Neurosymbolic AI AI for Mathematics
An LLM agent equipped with symbolic tools and persistent memory collaborates with a human researcher to discover a new tight lower bound on Latin square imbalance by identifying data patterns symbolic methods missed.
Core Problem
Current AI for math focuses on fixed objectives (proving conjectures, optimizing known quantities), failing at open-ended discovery where the hypothesis itself must emerge from exploration.
Why it matters:
  • Pure symbolic methods hit combinatorial walls (e.g., exhaustive search fails at n=18 for this problem)

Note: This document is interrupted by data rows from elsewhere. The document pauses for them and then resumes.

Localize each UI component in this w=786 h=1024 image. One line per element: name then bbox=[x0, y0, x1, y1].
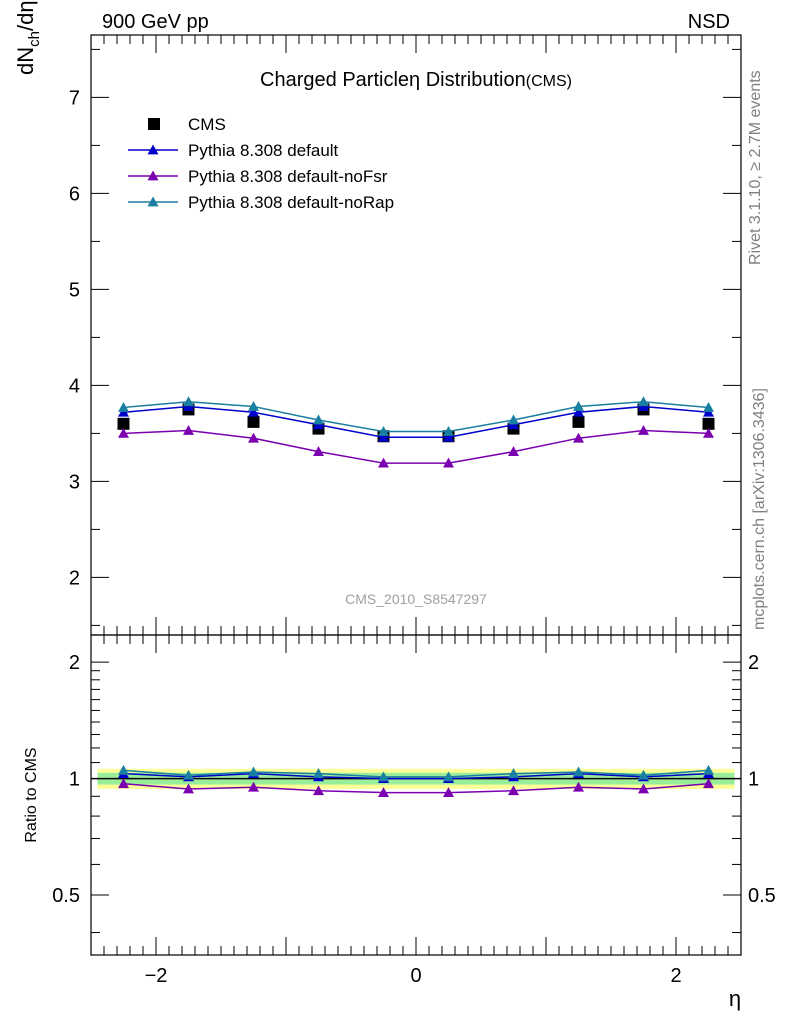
ratio-series-marker bbox=[638, 769, 649, 780]
ratio-y-tick-label-left: 1 bbox=[69, 769, 80, 791]
legend-marker bbox=[147, 170, 159, 181]
legend: CMS Pythia 8.308 default Pythia 8.308 defa… bbox=[128, 115, 394, 212]
x-tick-label: −2 bbox=[145, 965, 168, 987]
mc-series-marker bbox=[118, 427, 129, 438]
ratio-series-marker bbox=[118, 764, 129, 775]
legend-label: Pythia 8.308 default bbox=[188, 141, 339, 160]
legend-marker bbox=[147, 196, 159, 207]
legend-label: Pythia 8.308 default-noFsr bbox=[188, 167, 388, 186]
ratio-series-marker bbox=[703, 778, 714, 789]
mc-series-marker bbox=[248, 406, 259, 417]
legend-marker-cms bbox=[148, 118, 160, 130]
main-ylabel: dNch/dη bbox=[13, 0, 43, 75]
ratio-series-marker bbox=[703, 764, 714, 775]
main-y-tick-label: 3 bbox=[69, 471, 80, 493]
ratio-series-marker bbox=[638, 783, 649, 794]
rivet-info: Rivet 3.1.10, ≥ 2.7M events bbox=[747, 70, 764, 265]
ratio-y-tick-label-left: 0.5 bbox=[52, 885, 80, 907]
mc-series-marker bbox=[378, 431, 389, 442]
mc-series-marker bbox=[118, 401, 129, 412]
x-tick-label: 2 bbox=[670, 965, 681, 987]
ratio-ylabel: Ratio to CMS bbox=[23, 747, 40, 842]
mc-series-line bbox=[123, 429, 709, 464]
mc-series-marker bbox=[703, 427, 714, 438]
ratio-series-line bbox=[123, 772, 709, 780]
svg-text:mcplots.cern.ch [arXiv:1306.34: mcplots.cern.ch [arXiv:1306.3436] bbox=[751, 388, 768, 630]
mc-series-marker bbox=[313, 446, 324, 457]
mc-series-marker bbox=[573, 432, 584, 443]
ratio-series bbox=[118, 764, 714, 797]
legend-marker bbox=[147, 144, 159, 155]
ratio-series-marker bbox=[313, 768, 324, 779]
mc-series-marker bbox=[443, 457, 454, 468]
mc-series-marker bbox=[573, 401, 584, 411]
x-tick-label: 0 bbox=[410, 965, 421, 987]
main-y-tick-label: 7 bbox=[69, 87, 80, 109]
mc-series-marker bbox=[508, 446, 519, 457]
mc-series-marker bbox=[313, 414, 324, 425]
ratio-series-marker bbox=[313, 785, 324, 796]
svg-text:dNch/dη: dNch/dη bbox=[13, 0, 43, 75]
ratio-series-marker bbox=[248, 766, 259, 777]
ratio-series-marker bbox=[443, 787, 454, 797]
ratio-series-marker bbox=[573, 781, 584, 792]
ratio-plot-frame bbox=[90, 634, 742, 956]
ratio-series-marker bbox=[248, 781, 259, 792]
main-axes: 2 3 4 5 6 7 bbox=[69, 35, 742, 626]
ratio-series-marker bbox=[508, 768, 519, 779]
ratio-series-line bbox=[123, 769, 709, 778]
main-y-tick-label: 2 bbox=[69, 567, 80, 589]
process-label: NSD bbox=[688, 11, 730, 33]
mcplots-info: mcplots.cern.ch [arXiv:1306.3436] bbox=[751, 388, 768, 630]
ratio-y-tick-label-right: 0.5 bbox=[748, 885, 776, 907]
legend-label: CMS bbox=[188, 115, 226, 134]
main-y-tick-label: 6 bbox=[69, 183, 80, 205]
ratio-series-marker bbox=[508, 785, 519, 796]
mc-series-marker bbox=[183, 425, 194, 435]
main-series bbox=[117, 396, 715, 468]
legend-label: Pythia 8.308 default-noRap bbox=[188, 193, 394, 212]
cms-data-point bbox=[117, 417, 130, 430]
cms-data-point bbox=[247, 415, 260, 428]
svg-text:Ratio to CMS: Ratio to CMS bbox=[23, 747, 40, 842]
ratio-series-marker bbox=[378, 771, 389, 782]
mc-series-line bbox=[123, 400, 709, 433]
mc-series-marker bbox=[183, 396, 194, 407]
mc-series-marker bbox=[248, 401, 259, 411]
svg-text:Rivet 3.1.10, ≥ 2.7M events: Rivet 3.1.10, ≥ 2.7M events bbox=[747, 70, 764, 265]
ratio-series-marker bbox=[378, 787, 389, 797]
main-y-tick-label: 5 bbox=[69, 279, 80, 301]
mc-series-marker bbox=[443, 431, 454, 442]
mc-series-marker bbox=[703, 401, 714, 412]
mc-series-marker bbox=[378, 425, 389, 436]
ratio-axes: −2 0 2 0.5 0.5 1 1 2 2 bbox=[52, 617, 776, 987]
ratio-series-marker bbox=[573, 766, 584, 777]
mc-series-marker bbox=[378, 457, 389, 468]
analysis-label: CMS_2010_S8547297 bbox=[345, 591, 487, 607]
ratio-y-tick-label-right: 1 bbox=[748, 769, 759, 791]
ratio-y-tick-label-left: 2 bbox=[69, 652, 80, 674]
cms-data-point bbox=[572, 415, 585, 428]
mc-series-marker bbox=[443, 425, 454, 436]
mc-series-marker bbox=[508, 414, 519, 425]
mc-series-marker bbox=[638, 396, 649, 407]
ratio-series-marker bbox=[183, 769, 194, 780]
ratio-series-line bbox=[123, 782, 709, 794]
mc-series-marker bbox=[638, 425, 649, 435]
ratio-y-tick-label-right: 2 bbox=[748, 652, 759, 674]
ratio-series-marker bbox=[118, 778, 129, 789]
ratio-series-marker bbox=[443, 771, 454, 782]
x-axis-label: η bbox=[729, 986, 741, 1011]
mc-series-line bbox=[123, 405, 709, 438]
energy-label: 900 GeV pp bbox=[102, 11, 209, 33]
plot-title: Charged Particleη Distribution(CMS) bbox=[260, 69, 572, 91]
cms-data-point bbox=[702, 417, 715, 430]
mc-series-marker bbox=[573, 406, 584, 417]
main-y-tick-label: 4 bbox=[69, 375, 80, 397]
ratio-series-marker bbox=[183, 783, 194, 794]
mc-series-marker bbox=[248, 432, 259, 443]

  • Pure neural methods (LLMs) lack the rigor required for proofs and often hallucinate constructive claims
  • Understanding the distinct roles of neural intuition, symbolic verification, and human steering is critical for replicating discovery workflows
Concrete Example: When searching for 'perfect permutations' to minimize imbalance, the symbolic solver hit a timeout at n=18. The agent, analyzing numerical data from a relaxed search, noticed a parity constraint (all distances were even) that the human had missed, leading to a new theorem.
Key Novelty
Agentic Neurosymbolic Collaboration Framework
  • Integrates an LLM agent (Claude Opus 4.5) with external symbolic tools (SageMath, Rust solvers) and a structured 'progressive disclosure' persistent memory to maintain context across sessions
  • Utilizes multi-model deliberation among frontier LLMs specifically for criticism and error detection, leveraging the finding that models are better at critiquing than constructing
  • Formalizes a workflow where the agent handles hypothesis generation/coding, symbolic tools handle verification, and the human provides strategic pivots (reframing the research question)
Evaluation Highlights
  • Discovered and proved a tight lower bound of 4n(n-1)/9 for Latin square imbalance (n ≑ 1 mod 3), settling an open theoretical question
  • Constructed 'near-perfect permutations' achieving this bound for all n up to 52, exceeding the prior computational limit of n=18
  • Refuted a multi-model consensus claim that modular inversion achieves O(n^2.5) imbalance, demonstrating it scales as Θ(n^3.6) instead
Breakthrough Assessment
9/10
Demonstrates genuine mathematical discovery (new theorem + construction) settling an open problem. The detailed process analysis of human-AI interaction offers a replicable blueprint for neurosymbolic research.